Experts participated in the SND-forum on the future of research data

Published: 2015-04-21

How, where and by whom shall research data be stored and made available? These were the questions discussed when specialists from Swedish university libraries, archives and other research-supporting functions met at SND's initiative. Representatives from the National Archives and the Ministry of Education as well as legal experts also participated.

On the 8 th of April the SND forum attracted some sixty participants from all over the country.
“We are very pleased to see such a wide interest in this issue and has participants from almost all universities”, said SND's deputy director Iris Alfredsson.

The meeting was a followup to SND's forum last November. The next one will take place this autumn, on the 10th of November. In the meantime the discussion will be continuing online (in Swedish).

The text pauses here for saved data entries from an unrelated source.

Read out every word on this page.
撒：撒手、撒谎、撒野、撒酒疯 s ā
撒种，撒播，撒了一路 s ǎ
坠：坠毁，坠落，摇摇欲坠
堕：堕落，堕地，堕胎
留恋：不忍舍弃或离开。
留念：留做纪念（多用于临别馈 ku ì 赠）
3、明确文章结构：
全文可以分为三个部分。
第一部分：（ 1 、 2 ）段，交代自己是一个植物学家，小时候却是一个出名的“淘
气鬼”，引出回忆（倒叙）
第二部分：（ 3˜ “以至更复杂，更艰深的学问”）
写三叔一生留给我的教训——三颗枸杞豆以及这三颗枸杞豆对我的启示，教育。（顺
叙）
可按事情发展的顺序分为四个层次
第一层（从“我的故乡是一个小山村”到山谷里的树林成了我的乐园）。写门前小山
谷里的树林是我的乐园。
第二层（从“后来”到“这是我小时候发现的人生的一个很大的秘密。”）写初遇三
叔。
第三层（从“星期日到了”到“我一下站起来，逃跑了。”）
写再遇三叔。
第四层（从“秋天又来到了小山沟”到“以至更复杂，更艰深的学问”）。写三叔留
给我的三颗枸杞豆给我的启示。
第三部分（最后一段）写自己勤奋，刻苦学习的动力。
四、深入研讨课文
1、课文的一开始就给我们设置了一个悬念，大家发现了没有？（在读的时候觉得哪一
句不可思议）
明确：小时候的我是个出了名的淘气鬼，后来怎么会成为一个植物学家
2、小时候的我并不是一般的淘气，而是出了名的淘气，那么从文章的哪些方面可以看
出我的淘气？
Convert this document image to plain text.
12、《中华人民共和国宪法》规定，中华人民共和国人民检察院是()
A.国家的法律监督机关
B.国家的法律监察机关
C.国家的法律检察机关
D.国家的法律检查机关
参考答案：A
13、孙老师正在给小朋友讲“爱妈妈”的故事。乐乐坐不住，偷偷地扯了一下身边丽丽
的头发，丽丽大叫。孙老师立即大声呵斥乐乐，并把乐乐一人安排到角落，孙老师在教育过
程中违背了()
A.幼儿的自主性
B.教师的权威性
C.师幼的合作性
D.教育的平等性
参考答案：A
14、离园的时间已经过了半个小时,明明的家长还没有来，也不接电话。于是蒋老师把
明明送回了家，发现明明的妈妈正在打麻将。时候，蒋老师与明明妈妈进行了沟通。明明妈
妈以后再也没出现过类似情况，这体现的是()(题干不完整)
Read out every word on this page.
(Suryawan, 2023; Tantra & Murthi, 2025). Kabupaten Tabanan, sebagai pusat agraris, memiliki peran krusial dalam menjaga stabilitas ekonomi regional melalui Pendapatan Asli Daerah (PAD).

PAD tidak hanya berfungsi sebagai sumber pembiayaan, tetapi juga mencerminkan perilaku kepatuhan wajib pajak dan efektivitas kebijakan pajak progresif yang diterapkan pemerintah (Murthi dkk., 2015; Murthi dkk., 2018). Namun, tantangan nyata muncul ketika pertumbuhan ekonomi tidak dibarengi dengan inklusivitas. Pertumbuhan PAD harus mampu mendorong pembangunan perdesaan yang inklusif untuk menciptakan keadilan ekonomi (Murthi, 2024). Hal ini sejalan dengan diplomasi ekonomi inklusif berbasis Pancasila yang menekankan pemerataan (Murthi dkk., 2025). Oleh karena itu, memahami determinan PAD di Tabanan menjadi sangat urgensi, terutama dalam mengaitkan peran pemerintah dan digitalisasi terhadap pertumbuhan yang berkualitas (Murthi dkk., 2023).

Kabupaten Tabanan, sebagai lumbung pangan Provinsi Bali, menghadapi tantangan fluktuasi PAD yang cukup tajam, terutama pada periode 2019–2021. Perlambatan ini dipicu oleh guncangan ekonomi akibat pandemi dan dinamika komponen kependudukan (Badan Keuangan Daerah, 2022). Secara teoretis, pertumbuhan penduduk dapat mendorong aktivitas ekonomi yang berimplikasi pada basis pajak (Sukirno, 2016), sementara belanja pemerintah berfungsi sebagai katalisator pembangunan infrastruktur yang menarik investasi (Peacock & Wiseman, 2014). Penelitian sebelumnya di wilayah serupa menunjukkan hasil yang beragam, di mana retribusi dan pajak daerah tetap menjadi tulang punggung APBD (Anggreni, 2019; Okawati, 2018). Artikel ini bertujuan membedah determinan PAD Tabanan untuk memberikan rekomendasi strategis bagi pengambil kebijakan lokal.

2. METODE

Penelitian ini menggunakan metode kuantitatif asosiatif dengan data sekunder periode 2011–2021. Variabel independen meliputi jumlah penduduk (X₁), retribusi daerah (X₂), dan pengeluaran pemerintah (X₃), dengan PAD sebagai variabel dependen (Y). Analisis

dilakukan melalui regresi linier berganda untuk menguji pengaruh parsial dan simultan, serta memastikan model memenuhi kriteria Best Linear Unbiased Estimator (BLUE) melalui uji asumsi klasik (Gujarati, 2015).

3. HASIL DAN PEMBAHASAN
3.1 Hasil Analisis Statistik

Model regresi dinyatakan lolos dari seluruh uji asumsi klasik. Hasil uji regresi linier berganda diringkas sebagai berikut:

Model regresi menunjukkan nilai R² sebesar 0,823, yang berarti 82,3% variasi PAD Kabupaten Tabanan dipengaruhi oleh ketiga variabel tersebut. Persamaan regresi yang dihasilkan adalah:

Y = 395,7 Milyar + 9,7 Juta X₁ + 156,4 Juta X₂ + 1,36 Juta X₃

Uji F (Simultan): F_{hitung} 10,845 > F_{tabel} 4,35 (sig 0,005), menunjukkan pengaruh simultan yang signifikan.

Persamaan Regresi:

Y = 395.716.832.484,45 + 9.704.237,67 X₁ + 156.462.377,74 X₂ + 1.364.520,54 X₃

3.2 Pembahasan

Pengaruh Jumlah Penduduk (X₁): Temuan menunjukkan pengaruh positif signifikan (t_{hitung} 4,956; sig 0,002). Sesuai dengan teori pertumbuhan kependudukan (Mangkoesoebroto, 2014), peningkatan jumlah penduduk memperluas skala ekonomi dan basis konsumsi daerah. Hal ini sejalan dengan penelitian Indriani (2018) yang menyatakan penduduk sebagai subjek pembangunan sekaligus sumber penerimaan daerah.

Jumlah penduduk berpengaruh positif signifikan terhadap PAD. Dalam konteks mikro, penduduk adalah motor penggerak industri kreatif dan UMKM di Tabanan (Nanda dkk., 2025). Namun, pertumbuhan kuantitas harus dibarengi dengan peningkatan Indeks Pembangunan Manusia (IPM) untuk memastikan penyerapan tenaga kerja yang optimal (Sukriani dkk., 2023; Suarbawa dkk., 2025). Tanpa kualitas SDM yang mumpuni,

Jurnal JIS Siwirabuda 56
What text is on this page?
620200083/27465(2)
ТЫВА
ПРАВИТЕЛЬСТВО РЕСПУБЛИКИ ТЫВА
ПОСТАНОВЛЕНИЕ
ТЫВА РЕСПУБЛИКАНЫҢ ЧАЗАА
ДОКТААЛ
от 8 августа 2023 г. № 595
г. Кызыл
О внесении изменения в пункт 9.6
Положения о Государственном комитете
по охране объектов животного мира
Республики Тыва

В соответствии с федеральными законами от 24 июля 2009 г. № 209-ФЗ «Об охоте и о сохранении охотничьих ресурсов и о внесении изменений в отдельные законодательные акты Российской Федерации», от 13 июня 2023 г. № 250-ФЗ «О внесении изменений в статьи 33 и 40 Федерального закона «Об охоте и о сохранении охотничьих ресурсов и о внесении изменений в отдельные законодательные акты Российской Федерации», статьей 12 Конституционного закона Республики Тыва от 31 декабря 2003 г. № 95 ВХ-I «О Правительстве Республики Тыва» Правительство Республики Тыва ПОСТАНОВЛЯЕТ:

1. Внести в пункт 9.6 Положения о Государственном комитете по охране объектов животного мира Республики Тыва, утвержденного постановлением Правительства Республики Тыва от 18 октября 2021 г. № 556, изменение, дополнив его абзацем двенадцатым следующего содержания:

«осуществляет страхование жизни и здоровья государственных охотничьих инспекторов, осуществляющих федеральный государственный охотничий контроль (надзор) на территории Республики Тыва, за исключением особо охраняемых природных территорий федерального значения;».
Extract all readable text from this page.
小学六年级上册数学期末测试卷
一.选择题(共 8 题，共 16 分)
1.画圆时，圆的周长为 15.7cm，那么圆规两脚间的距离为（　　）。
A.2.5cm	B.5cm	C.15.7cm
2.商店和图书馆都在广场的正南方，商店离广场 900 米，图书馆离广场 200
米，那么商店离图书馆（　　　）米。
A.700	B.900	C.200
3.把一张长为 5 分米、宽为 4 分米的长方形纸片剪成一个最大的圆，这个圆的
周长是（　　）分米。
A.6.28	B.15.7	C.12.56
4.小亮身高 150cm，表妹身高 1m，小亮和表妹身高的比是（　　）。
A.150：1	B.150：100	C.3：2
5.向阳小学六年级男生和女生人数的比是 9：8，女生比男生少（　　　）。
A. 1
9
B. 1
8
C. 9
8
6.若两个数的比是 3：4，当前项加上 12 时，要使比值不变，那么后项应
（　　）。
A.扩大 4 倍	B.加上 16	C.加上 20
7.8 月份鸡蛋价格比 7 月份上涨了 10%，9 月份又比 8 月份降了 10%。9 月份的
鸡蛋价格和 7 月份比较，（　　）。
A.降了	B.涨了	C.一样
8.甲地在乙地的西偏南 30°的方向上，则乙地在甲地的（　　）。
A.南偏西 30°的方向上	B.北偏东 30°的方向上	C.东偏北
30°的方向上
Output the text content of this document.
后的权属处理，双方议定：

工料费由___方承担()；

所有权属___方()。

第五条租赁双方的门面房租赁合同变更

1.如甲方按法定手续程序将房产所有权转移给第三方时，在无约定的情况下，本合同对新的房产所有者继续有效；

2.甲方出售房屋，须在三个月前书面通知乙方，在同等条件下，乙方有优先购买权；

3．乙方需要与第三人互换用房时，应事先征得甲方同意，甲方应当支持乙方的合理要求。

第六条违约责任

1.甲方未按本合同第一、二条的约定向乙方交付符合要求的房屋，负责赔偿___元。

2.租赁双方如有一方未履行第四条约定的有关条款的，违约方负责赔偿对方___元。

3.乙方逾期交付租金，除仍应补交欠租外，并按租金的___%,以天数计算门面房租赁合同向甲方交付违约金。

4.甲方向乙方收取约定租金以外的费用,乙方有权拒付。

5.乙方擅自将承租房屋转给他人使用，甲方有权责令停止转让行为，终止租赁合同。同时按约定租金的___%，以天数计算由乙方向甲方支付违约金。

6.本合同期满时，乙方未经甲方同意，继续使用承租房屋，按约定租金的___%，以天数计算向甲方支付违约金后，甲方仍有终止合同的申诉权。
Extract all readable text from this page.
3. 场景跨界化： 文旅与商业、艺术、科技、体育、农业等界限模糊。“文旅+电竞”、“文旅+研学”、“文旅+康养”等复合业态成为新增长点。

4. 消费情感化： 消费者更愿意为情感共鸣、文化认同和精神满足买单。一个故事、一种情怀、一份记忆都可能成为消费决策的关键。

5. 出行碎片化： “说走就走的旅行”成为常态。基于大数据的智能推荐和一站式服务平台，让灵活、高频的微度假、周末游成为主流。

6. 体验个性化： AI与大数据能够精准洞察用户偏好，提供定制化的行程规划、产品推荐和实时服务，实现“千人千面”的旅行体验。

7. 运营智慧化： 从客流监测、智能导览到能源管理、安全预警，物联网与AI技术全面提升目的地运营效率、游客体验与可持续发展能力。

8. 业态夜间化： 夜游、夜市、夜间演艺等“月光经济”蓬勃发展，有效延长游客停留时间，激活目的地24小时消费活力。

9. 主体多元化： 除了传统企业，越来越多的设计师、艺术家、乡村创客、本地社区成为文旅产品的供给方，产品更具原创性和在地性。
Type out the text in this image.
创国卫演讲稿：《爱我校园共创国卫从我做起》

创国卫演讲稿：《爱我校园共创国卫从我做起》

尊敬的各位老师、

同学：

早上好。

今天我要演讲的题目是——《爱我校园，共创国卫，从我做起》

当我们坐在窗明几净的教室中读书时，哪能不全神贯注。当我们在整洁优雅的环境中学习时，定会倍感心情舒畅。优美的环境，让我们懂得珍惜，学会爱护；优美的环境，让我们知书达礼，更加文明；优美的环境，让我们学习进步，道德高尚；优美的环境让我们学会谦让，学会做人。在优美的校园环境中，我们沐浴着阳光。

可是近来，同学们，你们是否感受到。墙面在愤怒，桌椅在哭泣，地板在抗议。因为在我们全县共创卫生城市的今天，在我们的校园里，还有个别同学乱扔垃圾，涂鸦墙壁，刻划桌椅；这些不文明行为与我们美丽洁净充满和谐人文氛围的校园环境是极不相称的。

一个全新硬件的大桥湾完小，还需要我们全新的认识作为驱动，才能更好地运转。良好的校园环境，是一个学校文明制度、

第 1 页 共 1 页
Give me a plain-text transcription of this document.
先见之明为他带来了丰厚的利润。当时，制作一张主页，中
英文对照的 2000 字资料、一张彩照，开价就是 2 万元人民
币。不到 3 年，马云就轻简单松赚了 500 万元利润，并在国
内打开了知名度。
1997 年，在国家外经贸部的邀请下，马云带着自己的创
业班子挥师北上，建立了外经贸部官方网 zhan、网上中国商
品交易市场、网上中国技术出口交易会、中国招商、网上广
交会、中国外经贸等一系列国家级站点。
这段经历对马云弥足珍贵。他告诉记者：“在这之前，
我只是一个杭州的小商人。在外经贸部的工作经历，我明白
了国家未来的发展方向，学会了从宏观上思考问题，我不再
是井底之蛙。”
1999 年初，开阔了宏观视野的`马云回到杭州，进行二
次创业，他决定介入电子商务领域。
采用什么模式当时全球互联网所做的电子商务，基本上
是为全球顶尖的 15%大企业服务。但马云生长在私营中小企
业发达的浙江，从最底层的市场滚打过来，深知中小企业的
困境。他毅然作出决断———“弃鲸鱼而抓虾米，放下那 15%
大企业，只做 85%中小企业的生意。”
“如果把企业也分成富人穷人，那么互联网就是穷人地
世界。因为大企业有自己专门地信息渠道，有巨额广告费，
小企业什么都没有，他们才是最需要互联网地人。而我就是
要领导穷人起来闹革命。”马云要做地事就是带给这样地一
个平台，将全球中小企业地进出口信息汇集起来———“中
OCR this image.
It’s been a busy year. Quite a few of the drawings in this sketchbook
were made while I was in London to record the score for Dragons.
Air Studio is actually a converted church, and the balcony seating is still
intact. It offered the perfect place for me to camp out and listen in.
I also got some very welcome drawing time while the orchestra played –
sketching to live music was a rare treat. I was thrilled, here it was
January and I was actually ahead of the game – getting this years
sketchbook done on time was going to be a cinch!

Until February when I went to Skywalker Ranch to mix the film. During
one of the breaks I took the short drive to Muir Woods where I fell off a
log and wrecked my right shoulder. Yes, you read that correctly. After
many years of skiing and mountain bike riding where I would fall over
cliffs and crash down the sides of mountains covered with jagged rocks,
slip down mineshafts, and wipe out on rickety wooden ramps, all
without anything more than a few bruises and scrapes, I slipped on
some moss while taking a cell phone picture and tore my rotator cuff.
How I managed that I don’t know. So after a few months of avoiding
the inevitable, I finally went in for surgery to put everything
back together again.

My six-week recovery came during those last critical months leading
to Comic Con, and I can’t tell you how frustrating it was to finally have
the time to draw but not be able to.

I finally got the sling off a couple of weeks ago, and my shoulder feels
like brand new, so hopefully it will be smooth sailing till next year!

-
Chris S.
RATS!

An important discussion during the day was the one about Swedish Research Council’s draft on National Guidelines for open access to research data, which are now processed by the Swedish Ministry of Education and Research. A public hearing on the matter is planned in the parliament during this spring.

”It is important that the government now gets input from the Scientific Community and other stakeholders”, said Eva Stensköld, Secretary at the Ministry of Education and Research.

Peter Linde from the Blekinge Institute of Technology discussed the problem of uncertainty among scientists about the ownership of research data. “It must be understood,” he said, “that we also handle research data where companies are involved.”

Eva Stensköld said that a change of attitude is needed in this matter: “Generally speaking, it is not the researchers who own the research data when they are working at a government agency, such as a university—it is the authorities that own the research data.”

Brief presentations of some ongoing initiatives and projects related to research data were held by representatives from the Open Access Program at the National Library of Sweden, the Digital Curation Unit at Swedish University of Agricultural Sciences and also from Lund University, the University of Gothenburg and Chalmers Library.

Many of the participants requested clear central guidelines from the authorities on how to store data and how to properly make it available.

“However, the guidelines shall not control exactly how and where it shall happen: those matters must be developed in close collaboration with the researchers,” said research engineer Johan Åhlfeldt from Lund University.